Standard Phase Grating Diffusers display frequencies where they act like flat plates and fail
to diffuse. To overcome this, two new sequences (Luke and power residue) are introduced.
The diffusers based on these sequences display extended frequency range compared to
standard ones such as Quadratic Residue and Primitive Root Diffusers. Their performance is
studied using Boundary Element Modelling which shows that they can avoid flat plate
phenomena in the audible frequency range. Furthermore, it is shown that by taking advantage
of their inner symmetries Quadratic Residue and Primitive Root Diffusers can be created
from smaller components thus allowing for the flat plat effect to be mitigated.
Next, Absorption Grating Diffusers are investigated. They consist of ideally absorbing and
reflecting elements. For their implementation heavily damped Helmholtz Resonators are
investigated showing that they give an approximation of the required distribution of
admittance on the surface.
Then the performance of ideal Absorption Grating Diffusers is investigated using Boundary
Element Modelling. Even with idealised completely absorbing elements, the performance of
the diffuser is shown not to achieve substantial diffusion. This arises because edge diffraction
from the reflecting elements weakens at high frequencies. At frequencies where smaller
elements are creating substantial scattering, larger elements are producing specular
reflections. Furthermore, due to the lack of cancellation, the specular reflected lobe is
insufficiently attenuated, because it can only be changed through absorption.

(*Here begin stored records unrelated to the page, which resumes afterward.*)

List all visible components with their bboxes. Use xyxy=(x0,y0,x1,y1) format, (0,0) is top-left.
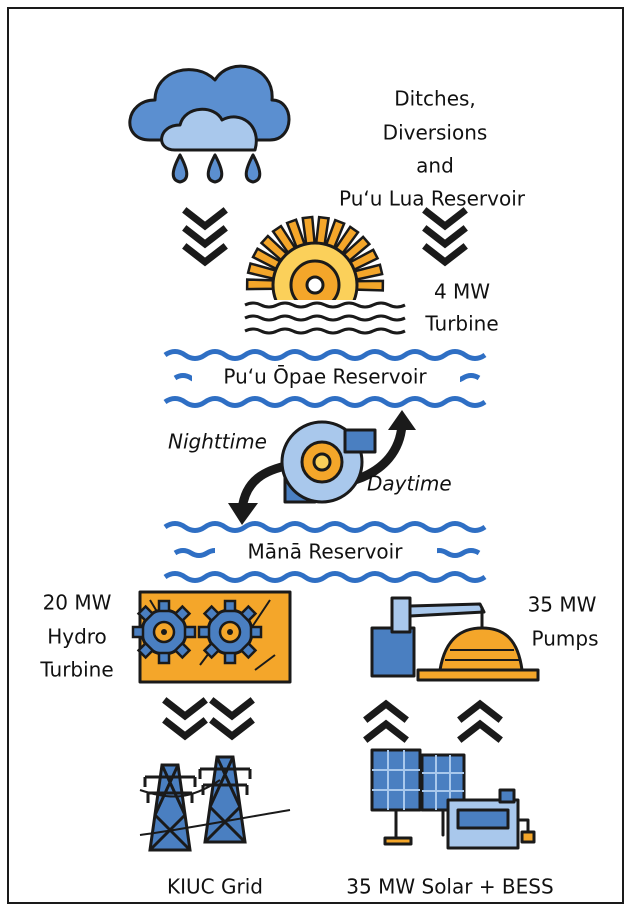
nighttime-label: Nighttime xyxy=(168,430,267,454)
solar-label: 35 MW Solar + BESS xyxy=(346,875,553,899)
label-line: 35 MW xyxy=(528,593,597,617)
reservoir-label: Mānā Reservoir xyxy=(248,540,404,564)
hydro-turbine-icon xyxy=(133,592,290,682)
label-line: 20 MW xyxy=(43,591,112,615)
label-line: Pumps xyxy=(532,627,599,651)
label-line: Diversions xyxy=(383,121,488,145)
reservoir-label: Pu‘u Ōpae Reservoir xyxy=(223,365,427,389)
label-line: 4 MW xyxy=(434,280,490,304)
label-line: and xyxy=(416,154,454,178)
diagram: Ditches, Diversions and Pu‘u Lua Reservo… xyxy=(0,0,631,911)
label-line: Turbine xyxy=(39,658,113,682)
hub xyxy=(307,277,323,293)
daytime-label: Daytime xyxy=(367,472,452,496)
label-line: Ditches, xyxy=(394,87,476,111)
label-line: Pu‘u Lua Reservoir xyxy=(339,187,526,211)
label-line: Turbine xyxy=(424,312,498,336)
hydro-label: 20 MW Hydro Turbine xyxy=(39,591,113,682)
label-line: Hydro xyxy=(47,625,107,649)
grid-label: KIUC Grid xyxy=(167,875,263,899)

Improvements to the original design are suggested. By changing reflective elements to
reactive ones, scattering can be extended to higher frequencies. This allows for a range of
frequencies were more reflecting elements display substantial dispersion. Also, implementing
the absorbing elements using porous material in a shallow well allows some reflection,
resulting in cancellation in the specular reflection lobe due to interference.

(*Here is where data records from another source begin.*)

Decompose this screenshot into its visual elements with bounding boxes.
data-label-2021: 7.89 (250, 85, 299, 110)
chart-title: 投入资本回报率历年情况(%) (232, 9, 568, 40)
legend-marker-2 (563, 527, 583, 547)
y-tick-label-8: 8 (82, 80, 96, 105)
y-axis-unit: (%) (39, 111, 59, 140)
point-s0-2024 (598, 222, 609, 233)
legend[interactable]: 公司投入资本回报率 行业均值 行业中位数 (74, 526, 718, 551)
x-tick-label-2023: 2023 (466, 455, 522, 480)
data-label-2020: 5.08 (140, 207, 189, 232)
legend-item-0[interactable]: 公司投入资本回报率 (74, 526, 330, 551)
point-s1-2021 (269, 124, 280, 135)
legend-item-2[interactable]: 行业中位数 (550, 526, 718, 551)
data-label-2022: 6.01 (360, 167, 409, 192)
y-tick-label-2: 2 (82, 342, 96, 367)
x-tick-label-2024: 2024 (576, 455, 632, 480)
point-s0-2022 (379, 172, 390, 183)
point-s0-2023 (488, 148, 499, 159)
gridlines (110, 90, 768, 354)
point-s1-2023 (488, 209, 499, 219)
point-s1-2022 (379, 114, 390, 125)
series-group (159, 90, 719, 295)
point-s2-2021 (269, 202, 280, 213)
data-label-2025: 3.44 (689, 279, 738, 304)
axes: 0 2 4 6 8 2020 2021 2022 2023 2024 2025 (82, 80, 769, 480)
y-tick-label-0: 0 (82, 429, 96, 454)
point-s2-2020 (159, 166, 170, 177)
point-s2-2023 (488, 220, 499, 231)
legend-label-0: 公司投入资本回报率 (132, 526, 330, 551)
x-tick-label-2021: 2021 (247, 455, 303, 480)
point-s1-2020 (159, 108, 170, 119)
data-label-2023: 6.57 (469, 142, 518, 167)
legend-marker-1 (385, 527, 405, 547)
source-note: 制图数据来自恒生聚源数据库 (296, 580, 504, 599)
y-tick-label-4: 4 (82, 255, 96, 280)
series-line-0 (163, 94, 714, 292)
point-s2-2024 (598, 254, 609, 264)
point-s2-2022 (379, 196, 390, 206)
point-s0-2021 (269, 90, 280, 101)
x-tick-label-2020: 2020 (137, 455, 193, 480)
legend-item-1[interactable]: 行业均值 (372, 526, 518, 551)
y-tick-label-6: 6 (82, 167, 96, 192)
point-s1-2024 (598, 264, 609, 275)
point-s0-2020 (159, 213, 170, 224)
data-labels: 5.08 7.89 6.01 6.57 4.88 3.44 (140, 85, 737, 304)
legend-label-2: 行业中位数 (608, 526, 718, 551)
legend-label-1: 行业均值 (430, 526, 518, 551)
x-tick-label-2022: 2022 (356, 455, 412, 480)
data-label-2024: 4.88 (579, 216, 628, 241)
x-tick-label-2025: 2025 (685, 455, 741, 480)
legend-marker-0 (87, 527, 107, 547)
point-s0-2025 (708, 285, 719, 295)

Measurements of the scattered pressure distribution of absorption grating surfaces are carried
out and then compared to Boundary Element Modelling simulations using surface admittance
data measured in an impedance tube. The agreement between measurement and simulation is excellent proving the accuracy of this simulation method for these applications. The results
show that the samples tested perform as two level Phase Grating Diffusers, with some energy
loss, while their diffusion characteristics are shifted to lower frequencies. This arises because
of the lower speed of sound in the porous medium. This implementation is shown to absorb
50% of the incident sound while the rest is scattered uniformly but only over a limited
bandwidth.